The draft report with recommendations is now likely to be placed before the Speaker of Lok Sabha during the winter session of Parliament.
The report was delayed by the panel as its former chairperson Meenakshi Lekhi was elevated a minister and a new chairperson of the committee was appointed. The Personal Data Protection Bill, 2019 was referred to the Joint Committee of Parliament (JCP) for scrutiny before it was taken up by Parliament for consideration and passage.
The Bill provides for sensitive personal data to be stored in India and also obligates data fiduciaries to deploy safeguards and a grievance redressal mechanism. It prescribes the rights of individuals with respect to data fiduciaries, including the right to withdraw consent.
The Bill provides for a Data Protection Authority mandated to protect individual rights, ensure compliance. Moreover, it provides for penalties of upto 4 percent of annual turnover in certain cases of violations.
According to the bill, the government will be exempt in cases of national security and public order.
However, Congress leaders Jairam Ramesh and Manish Tewari have submitted dissent notes over the bill allowing the exemption to the government.

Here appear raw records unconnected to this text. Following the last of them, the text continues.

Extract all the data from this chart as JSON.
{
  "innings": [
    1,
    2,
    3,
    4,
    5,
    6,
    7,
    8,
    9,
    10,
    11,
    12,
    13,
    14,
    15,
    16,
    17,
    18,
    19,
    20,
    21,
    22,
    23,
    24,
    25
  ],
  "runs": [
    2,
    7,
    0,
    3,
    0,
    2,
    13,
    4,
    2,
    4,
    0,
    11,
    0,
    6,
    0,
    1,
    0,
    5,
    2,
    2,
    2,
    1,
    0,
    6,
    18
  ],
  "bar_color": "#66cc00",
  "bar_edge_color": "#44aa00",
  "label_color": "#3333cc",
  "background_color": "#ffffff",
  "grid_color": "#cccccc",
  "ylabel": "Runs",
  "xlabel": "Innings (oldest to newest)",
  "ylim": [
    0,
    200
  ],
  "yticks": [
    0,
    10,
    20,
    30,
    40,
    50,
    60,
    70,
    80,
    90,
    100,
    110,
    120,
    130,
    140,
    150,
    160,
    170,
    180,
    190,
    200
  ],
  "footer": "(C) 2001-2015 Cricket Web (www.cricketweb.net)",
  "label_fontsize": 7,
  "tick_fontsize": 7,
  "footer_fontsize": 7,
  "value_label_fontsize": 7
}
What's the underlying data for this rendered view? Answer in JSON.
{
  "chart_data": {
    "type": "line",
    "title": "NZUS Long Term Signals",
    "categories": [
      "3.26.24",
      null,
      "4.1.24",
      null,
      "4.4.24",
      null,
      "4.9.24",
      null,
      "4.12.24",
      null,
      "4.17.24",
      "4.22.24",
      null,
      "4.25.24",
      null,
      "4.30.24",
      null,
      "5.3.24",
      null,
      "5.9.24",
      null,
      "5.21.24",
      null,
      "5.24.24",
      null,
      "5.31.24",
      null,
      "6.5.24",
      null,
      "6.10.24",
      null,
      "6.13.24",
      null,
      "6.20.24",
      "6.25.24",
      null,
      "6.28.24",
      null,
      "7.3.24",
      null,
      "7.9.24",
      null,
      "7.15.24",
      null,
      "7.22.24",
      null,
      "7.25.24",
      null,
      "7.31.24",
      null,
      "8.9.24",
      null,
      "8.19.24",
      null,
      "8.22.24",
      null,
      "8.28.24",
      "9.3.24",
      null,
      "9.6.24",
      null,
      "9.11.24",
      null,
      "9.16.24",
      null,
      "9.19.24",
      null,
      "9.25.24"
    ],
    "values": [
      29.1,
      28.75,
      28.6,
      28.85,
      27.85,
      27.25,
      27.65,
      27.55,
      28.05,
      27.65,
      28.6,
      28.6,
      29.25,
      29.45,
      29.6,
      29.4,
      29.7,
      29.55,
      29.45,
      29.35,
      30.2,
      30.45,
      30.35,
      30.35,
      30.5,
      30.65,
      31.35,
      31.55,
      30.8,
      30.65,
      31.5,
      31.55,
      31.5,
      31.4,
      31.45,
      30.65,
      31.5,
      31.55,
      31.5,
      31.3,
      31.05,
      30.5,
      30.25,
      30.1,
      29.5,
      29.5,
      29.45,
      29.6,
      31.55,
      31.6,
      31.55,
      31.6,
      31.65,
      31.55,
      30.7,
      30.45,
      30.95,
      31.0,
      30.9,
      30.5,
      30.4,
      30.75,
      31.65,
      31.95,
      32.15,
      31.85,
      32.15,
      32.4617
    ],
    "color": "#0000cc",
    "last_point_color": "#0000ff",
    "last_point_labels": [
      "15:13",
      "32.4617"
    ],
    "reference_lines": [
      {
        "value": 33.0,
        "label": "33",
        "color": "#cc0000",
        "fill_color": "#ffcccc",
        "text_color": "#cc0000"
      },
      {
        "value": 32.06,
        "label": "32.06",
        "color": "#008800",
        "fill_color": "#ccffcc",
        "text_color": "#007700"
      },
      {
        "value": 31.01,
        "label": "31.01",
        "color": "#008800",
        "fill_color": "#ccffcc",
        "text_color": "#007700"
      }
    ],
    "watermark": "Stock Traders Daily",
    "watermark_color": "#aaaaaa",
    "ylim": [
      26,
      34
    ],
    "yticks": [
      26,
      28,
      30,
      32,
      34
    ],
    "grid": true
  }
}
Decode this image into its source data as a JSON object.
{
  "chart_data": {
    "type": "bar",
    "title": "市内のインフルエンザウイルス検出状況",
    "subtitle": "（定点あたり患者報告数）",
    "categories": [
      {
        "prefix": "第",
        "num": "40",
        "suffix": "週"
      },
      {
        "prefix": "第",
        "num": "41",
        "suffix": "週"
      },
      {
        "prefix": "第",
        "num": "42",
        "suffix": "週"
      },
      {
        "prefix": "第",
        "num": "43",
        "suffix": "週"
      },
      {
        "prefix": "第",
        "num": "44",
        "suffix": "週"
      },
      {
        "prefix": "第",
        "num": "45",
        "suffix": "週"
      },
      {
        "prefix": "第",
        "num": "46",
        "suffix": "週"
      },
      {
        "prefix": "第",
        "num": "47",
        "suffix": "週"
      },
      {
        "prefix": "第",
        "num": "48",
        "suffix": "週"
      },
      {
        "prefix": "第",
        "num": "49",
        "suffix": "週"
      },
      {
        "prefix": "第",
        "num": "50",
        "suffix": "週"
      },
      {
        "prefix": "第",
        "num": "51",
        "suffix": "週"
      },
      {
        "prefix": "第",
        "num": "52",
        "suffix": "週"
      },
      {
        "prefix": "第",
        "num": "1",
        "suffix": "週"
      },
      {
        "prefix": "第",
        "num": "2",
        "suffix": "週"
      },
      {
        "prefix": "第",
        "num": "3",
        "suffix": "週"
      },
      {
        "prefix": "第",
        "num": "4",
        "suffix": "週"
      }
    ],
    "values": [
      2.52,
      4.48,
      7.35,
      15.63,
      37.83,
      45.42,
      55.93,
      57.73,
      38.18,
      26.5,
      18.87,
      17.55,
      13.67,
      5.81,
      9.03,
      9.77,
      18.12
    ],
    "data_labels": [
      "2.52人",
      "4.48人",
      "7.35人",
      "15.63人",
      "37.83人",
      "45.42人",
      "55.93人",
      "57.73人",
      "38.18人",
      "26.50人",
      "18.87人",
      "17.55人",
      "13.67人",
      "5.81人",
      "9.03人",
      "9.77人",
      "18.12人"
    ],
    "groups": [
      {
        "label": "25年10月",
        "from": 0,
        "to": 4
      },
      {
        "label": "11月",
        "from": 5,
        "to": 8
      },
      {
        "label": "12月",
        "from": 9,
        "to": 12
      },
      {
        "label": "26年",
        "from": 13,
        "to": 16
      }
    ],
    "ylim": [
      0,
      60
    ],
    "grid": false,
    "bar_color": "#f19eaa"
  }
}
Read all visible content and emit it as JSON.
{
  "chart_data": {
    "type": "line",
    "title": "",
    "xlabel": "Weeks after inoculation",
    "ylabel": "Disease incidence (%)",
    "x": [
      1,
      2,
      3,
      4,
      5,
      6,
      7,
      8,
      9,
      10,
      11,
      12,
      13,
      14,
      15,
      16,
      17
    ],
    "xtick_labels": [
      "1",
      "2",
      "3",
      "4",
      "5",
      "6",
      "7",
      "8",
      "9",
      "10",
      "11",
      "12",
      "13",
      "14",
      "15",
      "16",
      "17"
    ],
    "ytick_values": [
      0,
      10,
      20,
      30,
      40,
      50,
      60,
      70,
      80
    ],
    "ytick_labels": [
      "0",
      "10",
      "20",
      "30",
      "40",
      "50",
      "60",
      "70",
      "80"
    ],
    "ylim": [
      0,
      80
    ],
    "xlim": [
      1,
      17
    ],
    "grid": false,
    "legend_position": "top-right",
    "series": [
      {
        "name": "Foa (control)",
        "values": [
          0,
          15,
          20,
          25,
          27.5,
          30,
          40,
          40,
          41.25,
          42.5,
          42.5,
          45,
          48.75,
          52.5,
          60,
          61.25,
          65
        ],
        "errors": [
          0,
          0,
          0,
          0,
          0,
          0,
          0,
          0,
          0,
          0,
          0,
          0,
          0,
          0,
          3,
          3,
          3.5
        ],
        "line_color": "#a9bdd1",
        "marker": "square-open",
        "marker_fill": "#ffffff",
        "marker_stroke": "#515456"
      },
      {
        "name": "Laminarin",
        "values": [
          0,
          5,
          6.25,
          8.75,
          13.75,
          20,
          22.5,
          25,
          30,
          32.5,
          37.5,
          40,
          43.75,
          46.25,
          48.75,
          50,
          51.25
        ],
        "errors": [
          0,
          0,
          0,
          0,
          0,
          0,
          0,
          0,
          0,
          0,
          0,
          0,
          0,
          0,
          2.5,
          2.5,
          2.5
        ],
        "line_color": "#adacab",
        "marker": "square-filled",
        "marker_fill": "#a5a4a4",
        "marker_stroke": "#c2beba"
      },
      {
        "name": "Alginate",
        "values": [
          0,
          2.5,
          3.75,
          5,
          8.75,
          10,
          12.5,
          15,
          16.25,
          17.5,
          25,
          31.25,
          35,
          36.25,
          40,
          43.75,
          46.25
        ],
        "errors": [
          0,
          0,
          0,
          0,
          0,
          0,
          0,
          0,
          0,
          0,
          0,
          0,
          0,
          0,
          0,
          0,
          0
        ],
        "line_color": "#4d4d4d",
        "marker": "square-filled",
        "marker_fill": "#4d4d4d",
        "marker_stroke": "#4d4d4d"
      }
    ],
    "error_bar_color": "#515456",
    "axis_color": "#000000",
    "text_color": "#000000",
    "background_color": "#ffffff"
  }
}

According to the Congress leaders’ dissent notes, the PDP Bill assumes that the right to privacy arises only with respect to the private sector and treats the government and related entities as privileged classes, whose actions are always in public interest.
“Section 35 gives unbridled powers to Centre to exempt any government agency from compliance,” they said, adding that they had proposed amendment to seek parliamentary sanction before exempting government entities.
They contested that the proposed amendments allow the Centre to exempt government entities only under a law passed by Parliament.
Ramesh added that Section 12, which covers non-consensual processing of data by the government, should have been made “less sweeping”.
He has in his dissent note said that the JCP's report allows a period of two years for private companies to migrate to the new data protection regime, but governments and government agencies have no such stipulation. He argued that the design of the Personal Data Protection Bill, 2019 assumes that the constitutional right to privacy arises only where operations and activities of private companies are concerned.
The former Union minister, however, lauded the democratic manner in which the committee functioned under the chairmanship of PP Chaudhuri for the past four months.